Folha em branco. Despertei com ela em meu pensamento, enquanto ainda me preparava para existir e era tomada por um desassossego típico de Pessoa. Escrever, naquela manhã, não seria prazeroso, pois havia se tornado parte de um ofício e não mais uma necessidade da alma inquieta.
Busquei lembranças, pensei em leituras e poetas. Cheguei mesmo a imaginar um bonde tendo como passageiro o homem atrás dos óculos e do bigode. Nada me vinha à mente.

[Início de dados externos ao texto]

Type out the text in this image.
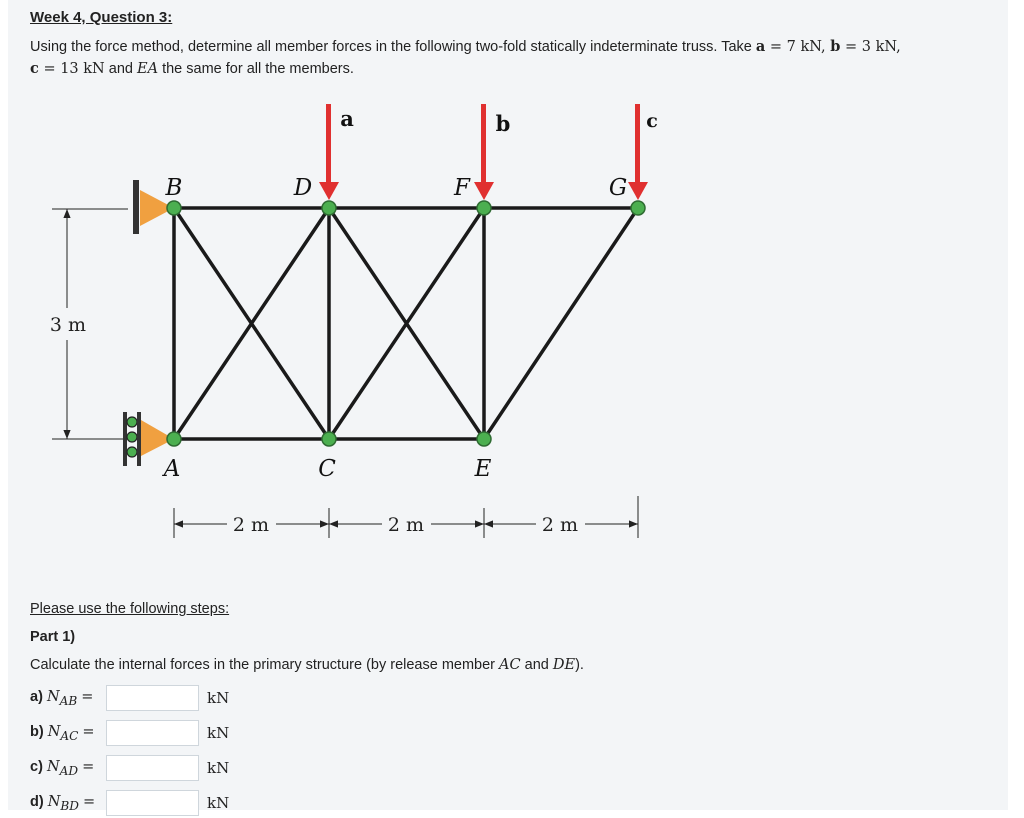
Week 4, Question 3:
Using the force method, determine all member forces in the following two-fold statically indeterminate truss. Take a = 7 kN, b = 3 kN,
c = 13 kN and EA the same for all the members.
3 m
a	b	c
B	D	F	G
A	C	E
2 m	2 m	2 m
Please use the following steps:
Part 1)
Calculate the internal forces in the primary structure (by release member AC and DE).
a) $N_{AB}$ =	kN
b) $N_{AC}$ =	kN
c) $N_{AD}$ =	kN
d) $N_{BD}$ =	kN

Então, revi fatos do cotidiano, vividos a caminho do trabalho, mas nenhum deles foi capaz de me fazer encontrar palavras que se casassem e pudessem cumprir plenamente sua função, quando deitadas sobre a página de um jornal.
Como num exercício de disciplina, tomei papel, caneta e tinteiro, debrucei-me sobre a mesa e pensando no que diria aos leitores, decidi beber da fonte de João do Rio e – para o meu deleite – encontrei a crônica “A crise dos criados”, texto publicado entre de 1905 e 1910, quando sua previsão era a de que em dez anos talvez não existissem mais criadas no Rio de Janeiro.
Mais de um século se passou e não só há domésticas como foi aprovada uma PEC (Proposta de Emenda Constitucional) assegurando a elas os direitos antes previstos apenas para outras categorias. Entretanto, a tendência é a de que, como já se deu em diferentes países, venhamos a ter diaristas bem remuneradas e utensílios que facilitem a vida no lar, pois os empregadores terão cada vez menos condições de satisfazer prestações como FGTS e auxílio-creche, por enquanto pendentes de regulamentação, já que a família não visa o lucro e tem objetivos diferentes dos empresariais.
Gostaria de acreditar em outras possibilidades, crer no ideal de que as pessoas venham a realizar suas escolhas a partir de uma educação de qualidade, com aquisição de capacidade profissional compatível com o emprego desejado, adquirindo, consequentemente, melhores salários. Por enquanto, infelizmente, minha previsão é: aumento do desemprego, burla à lei e o caça-níqueis do governo funcionado a pleno vapor.
Oxalá que João do Rio tenha se atrasado cem anos e, em outros dez, realmente não tenhamos “criadas” no Brasil, mas a real valorização de todos os tipos de trabalho.